Pero cuando cojo el tren en Chamartín con lectura planificada para cuatro horas y siento que estoy en movimiento esta angustia desaparece. Oviedo, vetusto motor de Asturias, último bastión de la vanguardia decadente, bombón de ambrosia del Paraíso, es, en la parte y en el todo, un lugar especial.
A las afueras, en el exterior de esos cristales de tren que no dejan pasar las imágenes de los paisajes de noche, hay un bosque encantado. No hay ni hadas, ni duendes, ni ninguna cursilería (o gilipollez) por el estilo. Lo encanta la gente que va allí: los escritores de grafiti que ensayan entre la maleza, las parejas sin techo que van a hacer el amor (o follar) en un coche amigándose con la oscuridad o los grupos de chavales con muchos sueños en la cabeza que intentan hacer una sesión de fotos.
Quizá lo especial sea simplemente la gente  que pasea por allí.

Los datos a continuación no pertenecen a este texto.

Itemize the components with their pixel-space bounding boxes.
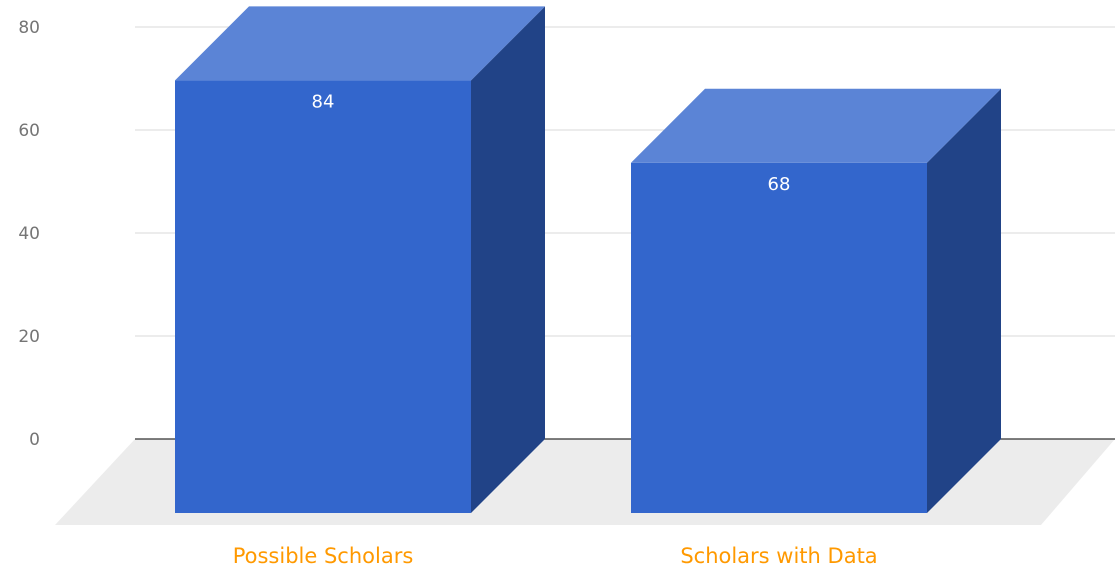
bar-front-face <box>631 162 927 514</box>
bar-top-face <box>631 88 1001 163</box>
x-axis-labels: Possible Scholars Scholars with Data <box>233 544 878 568</box>
bar-front-face <box>175 80 471 514</box>
data-label: 68 <box>768 174 791 195</box>
bar-side-face <box>927 88 1001 514</box>
y-tick-label: 60 <box>18 121 40 141</box>
bar: 84 <box>175 6 545 514</box>
x-category-label: Possible Scholars <box>233 544 414 568</box>
bar: 68 <box>631 88 1001 514</box>
y-tick-label: 0 <box>29 430 40 450</box>
y-tick-label: 80 <box>18 18 40 38</box>
x-category-label: Scholars with Data <box>680 544 877 568</box>
y-axis-ticks: 0 20 40 60 80 <box>18 18 40 450</box>
y-tick-label: 20 <box>18 327 40 347</box>
bar-side-face <box>471 6 545 514</box>
data-label: 84 <box>312 91 335 112</box>
bar-top-face <box>175 6 545 81</box>
bars: 84 68 <box>175 6 1001 514</box>
y-tick-label: 40 <box>18 224 40 244</box>
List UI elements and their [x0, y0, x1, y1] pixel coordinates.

La gente que posa, la gente que pulsa, la gente que toca, la gente que penetra y es penetrada. A lo mejor identificamos un sentimiento con un lugar por no atrevernos a reconocer que sí, que estamos, estuvimos y estaremos enamorados de alguien. Que no importa lo que haya pasado después ni lo que ocurra luego.
Es posible que todo esto sea un balbuceo torpe para dar motivo a escribir sobre algo mientras pienso en alguien y revivo meses de vida. Me da igual, porque es jodido que algo sea más especial.

2 comentarios:

Stultifer dijo...

Me ha venido muy bien el bote olvidado para escribir mi frase en el muro. Saludos.

Lo dijo...

Qué chula la foto!
Siempre hay sitios más propicios a que pasen cosas interesantes :)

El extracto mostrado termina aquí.